Le MRC 53 est la structure mayennaise du Mouvement Républicain et Citoyen, qui a pour but de rassembler la gauche républicaine à partir, notamment, des idées de Jean-Pierre Chevènement, l'un de ses fondateurs, qui n'est plus membre du MRC depuis 2015. Le MRC a pris le relais du Mouvement des Citoyens (MDC) après les élections de 2002. En 2022, le MRC est devenu membre de la Fédération de la Gauche Républicaine avec quatre autres organisations politiques.
Une enseignante-chercheuse a travaillé pour répondre à cette question
Le 24 février 2022, la guerre en Ukraine prenait une nouvelle dimension, à l'initiative de la Russie, qui voulait en finir avec la guerre latente dans l'est de l'Ukraine depuis 2014. Son objectif était clairement de mettre fin à l'évolution du régime ukrainien vers l'Occident européen (UE) et américain (OTAN).
Le site The Conversation a publié, le 23 février 2025, un texte de Anna Colin-Lebedev, enseignante-chercheuse en sciences politiques, spécialiste des sociétés post-soviétiques. En voici des extraits.
Ce que la guerre a fait aux sociétés ukrainienne et russe
Il y a trois ans jour pour jour, la Russie lançait son invasion à grande échelle de l'Ukraine. L'opération, qui était censée s'achever en un rien de temps, est devenue une guerre effroyablement meurtrière et destructrice. Ces trois années ont, bien entendu, eu des conséquences colossales pour la société ukrainienne, qui a payé un très lourd tribut à l'agression commise par le gigantesque pays voisin ; mais elles ont aussi eu un impact profond sur la société russe.
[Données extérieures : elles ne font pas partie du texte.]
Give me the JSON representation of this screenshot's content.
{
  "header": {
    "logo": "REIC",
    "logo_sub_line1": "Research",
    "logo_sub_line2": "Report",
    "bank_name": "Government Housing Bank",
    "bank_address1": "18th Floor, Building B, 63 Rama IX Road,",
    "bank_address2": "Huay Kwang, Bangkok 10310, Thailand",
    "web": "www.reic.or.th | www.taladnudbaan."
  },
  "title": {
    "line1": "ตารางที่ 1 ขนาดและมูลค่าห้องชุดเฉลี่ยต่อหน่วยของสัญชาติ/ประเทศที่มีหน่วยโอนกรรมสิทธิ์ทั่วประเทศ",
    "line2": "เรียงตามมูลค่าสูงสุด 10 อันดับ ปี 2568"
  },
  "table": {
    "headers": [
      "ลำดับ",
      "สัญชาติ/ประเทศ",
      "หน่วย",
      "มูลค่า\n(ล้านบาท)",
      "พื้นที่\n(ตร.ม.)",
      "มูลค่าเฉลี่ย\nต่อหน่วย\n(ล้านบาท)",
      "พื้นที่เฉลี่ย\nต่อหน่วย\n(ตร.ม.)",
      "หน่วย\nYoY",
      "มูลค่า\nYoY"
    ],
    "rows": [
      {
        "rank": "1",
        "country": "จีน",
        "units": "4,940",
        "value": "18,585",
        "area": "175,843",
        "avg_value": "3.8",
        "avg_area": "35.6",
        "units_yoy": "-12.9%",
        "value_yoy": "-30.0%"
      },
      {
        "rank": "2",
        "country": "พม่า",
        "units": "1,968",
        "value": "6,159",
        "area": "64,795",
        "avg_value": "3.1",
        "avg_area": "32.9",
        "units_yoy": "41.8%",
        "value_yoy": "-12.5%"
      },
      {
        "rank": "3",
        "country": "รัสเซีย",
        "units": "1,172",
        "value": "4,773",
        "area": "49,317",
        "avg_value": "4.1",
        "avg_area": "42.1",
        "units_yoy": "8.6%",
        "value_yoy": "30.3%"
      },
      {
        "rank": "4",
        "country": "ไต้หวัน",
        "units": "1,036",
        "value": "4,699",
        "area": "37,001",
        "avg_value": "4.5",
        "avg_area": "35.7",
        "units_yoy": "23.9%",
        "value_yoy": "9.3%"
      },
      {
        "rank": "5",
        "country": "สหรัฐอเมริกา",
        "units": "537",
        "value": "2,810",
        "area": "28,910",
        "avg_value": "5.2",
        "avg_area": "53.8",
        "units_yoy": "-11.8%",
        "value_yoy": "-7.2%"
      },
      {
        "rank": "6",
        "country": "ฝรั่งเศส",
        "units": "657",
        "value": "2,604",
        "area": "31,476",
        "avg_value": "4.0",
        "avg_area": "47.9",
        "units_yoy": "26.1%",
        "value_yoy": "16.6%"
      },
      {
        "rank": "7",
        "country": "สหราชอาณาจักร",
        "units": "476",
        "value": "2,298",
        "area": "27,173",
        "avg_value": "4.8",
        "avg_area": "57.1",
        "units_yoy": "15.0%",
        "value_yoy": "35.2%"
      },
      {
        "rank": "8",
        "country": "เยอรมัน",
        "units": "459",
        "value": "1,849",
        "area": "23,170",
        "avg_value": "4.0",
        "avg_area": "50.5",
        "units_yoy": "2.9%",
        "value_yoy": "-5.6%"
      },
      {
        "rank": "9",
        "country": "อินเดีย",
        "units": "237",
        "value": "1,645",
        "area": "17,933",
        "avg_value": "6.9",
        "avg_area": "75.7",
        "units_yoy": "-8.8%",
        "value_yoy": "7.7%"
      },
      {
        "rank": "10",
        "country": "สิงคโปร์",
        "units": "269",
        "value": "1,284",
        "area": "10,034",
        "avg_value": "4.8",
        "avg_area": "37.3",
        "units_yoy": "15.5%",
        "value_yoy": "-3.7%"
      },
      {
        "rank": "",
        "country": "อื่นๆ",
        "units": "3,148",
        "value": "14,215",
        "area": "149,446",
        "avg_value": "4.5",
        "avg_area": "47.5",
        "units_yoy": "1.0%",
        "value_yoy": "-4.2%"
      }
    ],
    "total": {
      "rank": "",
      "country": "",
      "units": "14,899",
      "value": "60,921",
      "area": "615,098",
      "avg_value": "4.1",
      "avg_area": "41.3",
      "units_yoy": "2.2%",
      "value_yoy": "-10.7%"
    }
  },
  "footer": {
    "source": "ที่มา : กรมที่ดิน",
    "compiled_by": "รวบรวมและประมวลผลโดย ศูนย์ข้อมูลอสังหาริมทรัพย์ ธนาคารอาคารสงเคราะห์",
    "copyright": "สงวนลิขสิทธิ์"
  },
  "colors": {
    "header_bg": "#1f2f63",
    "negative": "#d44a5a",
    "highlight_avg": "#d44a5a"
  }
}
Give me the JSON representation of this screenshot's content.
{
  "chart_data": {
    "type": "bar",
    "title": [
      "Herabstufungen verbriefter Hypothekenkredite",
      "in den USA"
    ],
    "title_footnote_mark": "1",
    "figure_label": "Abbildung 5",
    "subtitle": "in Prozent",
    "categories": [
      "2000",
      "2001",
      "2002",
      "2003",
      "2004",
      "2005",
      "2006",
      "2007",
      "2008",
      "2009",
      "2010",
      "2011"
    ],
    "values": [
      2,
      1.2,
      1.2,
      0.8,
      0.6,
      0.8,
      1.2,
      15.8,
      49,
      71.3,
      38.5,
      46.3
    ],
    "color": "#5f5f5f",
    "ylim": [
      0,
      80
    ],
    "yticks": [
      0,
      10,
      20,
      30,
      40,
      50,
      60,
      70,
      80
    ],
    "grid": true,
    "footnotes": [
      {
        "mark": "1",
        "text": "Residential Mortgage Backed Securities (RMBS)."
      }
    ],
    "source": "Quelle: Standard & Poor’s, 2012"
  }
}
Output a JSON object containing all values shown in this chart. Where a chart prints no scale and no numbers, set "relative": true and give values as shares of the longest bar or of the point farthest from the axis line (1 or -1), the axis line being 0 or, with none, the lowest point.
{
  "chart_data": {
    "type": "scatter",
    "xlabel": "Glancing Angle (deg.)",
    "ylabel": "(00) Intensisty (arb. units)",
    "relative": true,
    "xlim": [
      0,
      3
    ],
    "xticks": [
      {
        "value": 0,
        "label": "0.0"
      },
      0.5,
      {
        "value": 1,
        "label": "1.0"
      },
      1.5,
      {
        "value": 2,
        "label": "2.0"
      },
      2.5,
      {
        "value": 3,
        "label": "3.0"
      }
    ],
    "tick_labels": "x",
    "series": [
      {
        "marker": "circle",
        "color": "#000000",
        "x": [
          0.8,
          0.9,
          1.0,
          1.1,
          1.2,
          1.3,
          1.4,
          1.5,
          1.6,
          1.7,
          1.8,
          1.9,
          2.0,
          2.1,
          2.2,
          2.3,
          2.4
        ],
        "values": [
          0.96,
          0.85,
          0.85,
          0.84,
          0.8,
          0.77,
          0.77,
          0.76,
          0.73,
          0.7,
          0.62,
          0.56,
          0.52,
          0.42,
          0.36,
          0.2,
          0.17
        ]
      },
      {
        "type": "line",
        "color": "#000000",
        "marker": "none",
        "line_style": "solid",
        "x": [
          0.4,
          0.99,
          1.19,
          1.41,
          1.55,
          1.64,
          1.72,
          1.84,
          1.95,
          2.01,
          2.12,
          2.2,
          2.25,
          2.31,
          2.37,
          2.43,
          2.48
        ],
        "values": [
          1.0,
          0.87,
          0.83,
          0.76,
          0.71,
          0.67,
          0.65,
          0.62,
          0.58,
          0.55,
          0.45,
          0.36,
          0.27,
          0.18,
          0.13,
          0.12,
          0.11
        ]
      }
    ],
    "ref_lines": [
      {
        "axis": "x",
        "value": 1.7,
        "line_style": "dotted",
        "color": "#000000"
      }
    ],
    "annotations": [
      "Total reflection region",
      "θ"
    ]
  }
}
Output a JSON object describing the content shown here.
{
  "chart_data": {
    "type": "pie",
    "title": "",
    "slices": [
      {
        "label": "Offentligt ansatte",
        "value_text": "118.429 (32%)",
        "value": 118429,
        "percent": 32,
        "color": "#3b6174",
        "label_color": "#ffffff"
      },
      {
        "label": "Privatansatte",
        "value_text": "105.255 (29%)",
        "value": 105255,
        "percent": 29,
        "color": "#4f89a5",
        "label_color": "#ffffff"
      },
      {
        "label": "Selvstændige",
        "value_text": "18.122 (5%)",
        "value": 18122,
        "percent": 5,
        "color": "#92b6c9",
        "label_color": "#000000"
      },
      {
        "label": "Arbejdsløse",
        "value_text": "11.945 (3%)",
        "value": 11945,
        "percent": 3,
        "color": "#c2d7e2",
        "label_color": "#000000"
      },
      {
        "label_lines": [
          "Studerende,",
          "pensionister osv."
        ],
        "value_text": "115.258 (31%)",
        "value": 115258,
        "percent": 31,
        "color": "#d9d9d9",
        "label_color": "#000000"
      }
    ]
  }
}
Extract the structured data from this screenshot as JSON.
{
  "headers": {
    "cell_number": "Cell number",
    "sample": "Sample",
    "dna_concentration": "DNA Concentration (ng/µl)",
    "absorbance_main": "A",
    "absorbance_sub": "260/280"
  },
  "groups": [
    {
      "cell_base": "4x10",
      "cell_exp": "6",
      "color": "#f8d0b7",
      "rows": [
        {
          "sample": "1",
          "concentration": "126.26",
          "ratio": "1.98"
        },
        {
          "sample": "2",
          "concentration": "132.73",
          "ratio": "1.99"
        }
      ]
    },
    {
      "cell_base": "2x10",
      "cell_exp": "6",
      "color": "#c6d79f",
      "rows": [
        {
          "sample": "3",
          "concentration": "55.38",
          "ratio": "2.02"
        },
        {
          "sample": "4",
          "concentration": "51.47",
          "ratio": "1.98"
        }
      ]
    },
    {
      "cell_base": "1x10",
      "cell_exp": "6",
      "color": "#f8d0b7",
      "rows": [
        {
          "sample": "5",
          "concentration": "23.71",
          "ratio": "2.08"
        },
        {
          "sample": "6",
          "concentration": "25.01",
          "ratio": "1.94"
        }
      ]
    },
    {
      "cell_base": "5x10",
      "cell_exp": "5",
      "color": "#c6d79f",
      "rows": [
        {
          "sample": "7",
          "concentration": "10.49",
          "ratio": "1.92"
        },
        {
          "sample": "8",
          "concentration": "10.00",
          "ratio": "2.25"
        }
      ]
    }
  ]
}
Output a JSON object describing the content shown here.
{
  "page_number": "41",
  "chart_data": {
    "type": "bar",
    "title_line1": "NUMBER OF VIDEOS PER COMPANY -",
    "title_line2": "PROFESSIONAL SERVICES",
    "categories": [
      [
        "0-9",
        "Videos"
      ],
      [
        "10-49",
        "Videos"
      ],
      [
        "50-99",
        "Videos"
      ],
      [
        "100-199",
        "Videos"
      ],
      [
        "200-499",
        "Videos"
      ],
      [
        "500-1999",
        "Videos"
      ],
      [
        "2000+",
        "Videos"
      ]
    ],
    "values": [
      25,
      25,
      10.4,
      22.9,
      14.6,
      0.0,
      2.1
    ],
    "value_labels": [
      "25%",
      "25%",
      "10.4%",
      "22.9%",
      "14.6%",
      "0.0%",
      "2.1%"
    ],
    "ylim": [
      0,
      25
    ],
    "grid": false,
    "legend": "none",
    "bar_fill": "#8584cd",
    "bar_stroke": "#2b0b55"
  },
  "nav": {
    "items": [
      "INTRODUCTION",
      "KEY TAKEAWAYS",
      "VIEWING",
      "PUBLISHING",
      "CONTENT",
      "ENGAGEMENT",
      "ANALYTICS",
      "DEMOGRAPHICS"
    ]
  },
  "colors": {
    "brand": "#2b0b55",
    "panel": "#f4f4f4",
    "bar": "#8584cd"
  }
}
Alors que diverses tractations sont en cours, souvent sans même la participation de représentants ukrainiens, intéressons-nous à la façon dont les deux peuples vivent ce conflit dont on ne voit toujours pas la fin, quoi qu'en dise la nouvelle administration américaine.
Dans quelle mesure les sociétés des deux pays ont-elles été transformées par dix années de guerre, dont trois dernières années particulièrement violentes ?
Entretien avec Anna Colin-Lebedev, maîtresse de conférences à l’Université Paris-Nanterre, spécialiste des sociétés post-soviétiques, autrice notamment de Jamais Frères ? Ukraine et Russie : une tragédie postsoviétique (Seuil, 2022).
Comment la guerre imprègne-t-elle les sociétés russe et ukrainienne au quotidien ?
De façon très différente, bien sûr. La guerre concerne directement la quasi-totalité du territoire de l’Ukraine : le pays est visé quotidiennement par des frappes aériennes russes. Que l’on soit tout près de la ligne de front, au centre ou dans l’ouest du pays, on sait qu’on peut être tué à tout moment. 70 % des Ukrainiens ont aujourd’hui un proche qui combat ou qui a combattu au front. À l’inverse, la guerre ne touche directement qu’une infime partie du territoire russe, et bien moins de familles. Au-delà de cette dimension évidente, on constate en Russie une invisibilisation de la guerre, voulue et entretenue par le pouvoir.
Contrairement à ce que l’on pense, l’objectif du Kremlin n’est pas de mobiliser la population dans une posture guerrière, mais plutôt de maintenir la société dans un état de démobilisation et de normalité. Le message est, pour résumer : « Malgré la guerre, tout va bien et tout est sous contrôle dans le pays. » Et ce message correspond à ce qu’une large majorité des gens souhaitent entendre. Les Russes préfèrent, dans la mesure du possible, ne pas voir la guerre et ne pas y penser.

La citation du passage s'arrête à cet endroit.